Further, because there is no monarchical family vacuuming up wealth, republics tend to be mercantile semi-aristocracies, and to be wealth-producing machines in their earlier periods. Ultimately this success does attract the avaricious attention from the autocratic power centers of the age, and so increases the need for military power to protect both the State and its commerce.
At a more structural level, another dynamic is that, unlike autocracies, which seek to consolidate power at the center, republics must continually maintain a balance of internal power. This is particularly crucial as to economic equity, because with the leading commercial families inevitably having much power, there is a continuing clamor by the lower classes for a share of that power. If that balance is fundamentally lost, as happened with the Roman Republic once the gigantically wealthy effectively dispossessed the rural farmers, violence becomes unavoidable either to sustain or redress that imbalance, leading to rule by the military victor(s).

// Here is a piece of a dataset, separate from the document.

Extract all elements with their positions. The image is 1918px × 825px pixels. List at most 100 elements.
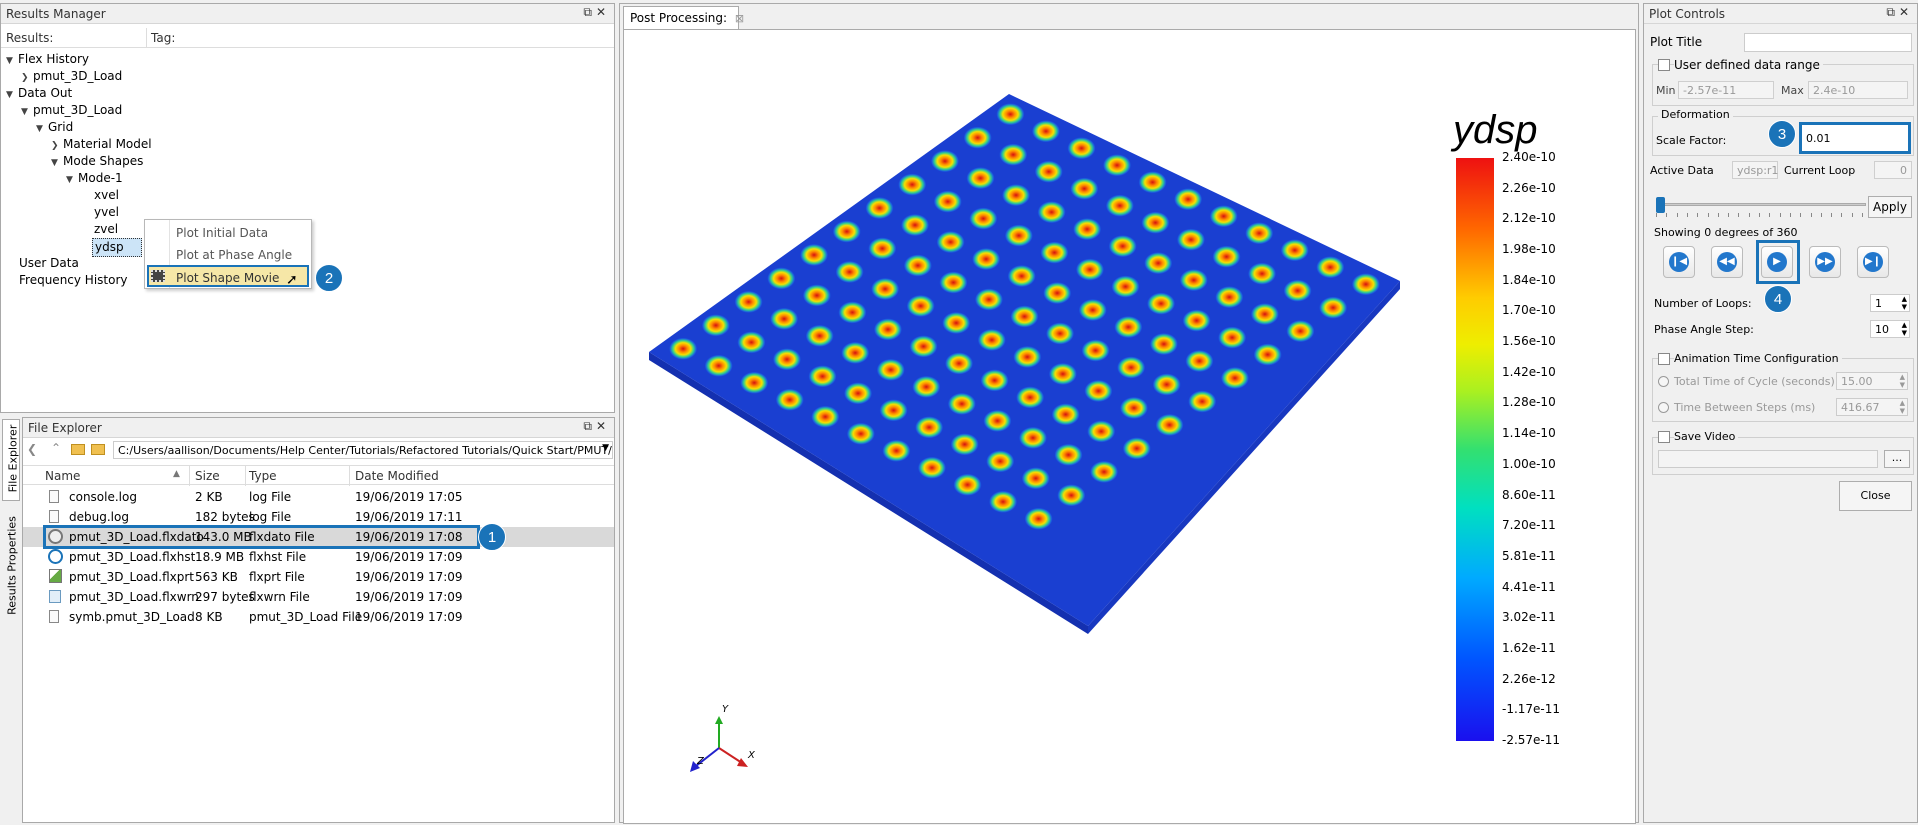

How this long-cycle evolution is handled has much to do with how republics fare. For example, the Republic of Venice lasted nearly 1200 years, from roughly A.D. 600 to 1800, and along with Genoa and the Swiss cantons, only ceased to exist due to their military defeat and absorption by Napoleon. In the case of Switzerland, within 20 years the confederation was again functioning. In the case of Venice and Genoa, within 70 years both were part of the Italian constitutional monarchy.
A lasting contribution will be made by the political scientist/historian who successfully undertakes an updated, modern “History of Republics,” thoroughly examining the evolutions of midieval and modern republics and comparing that with the ancient examples examined by Aristotle, Polybios, and Machiavelli.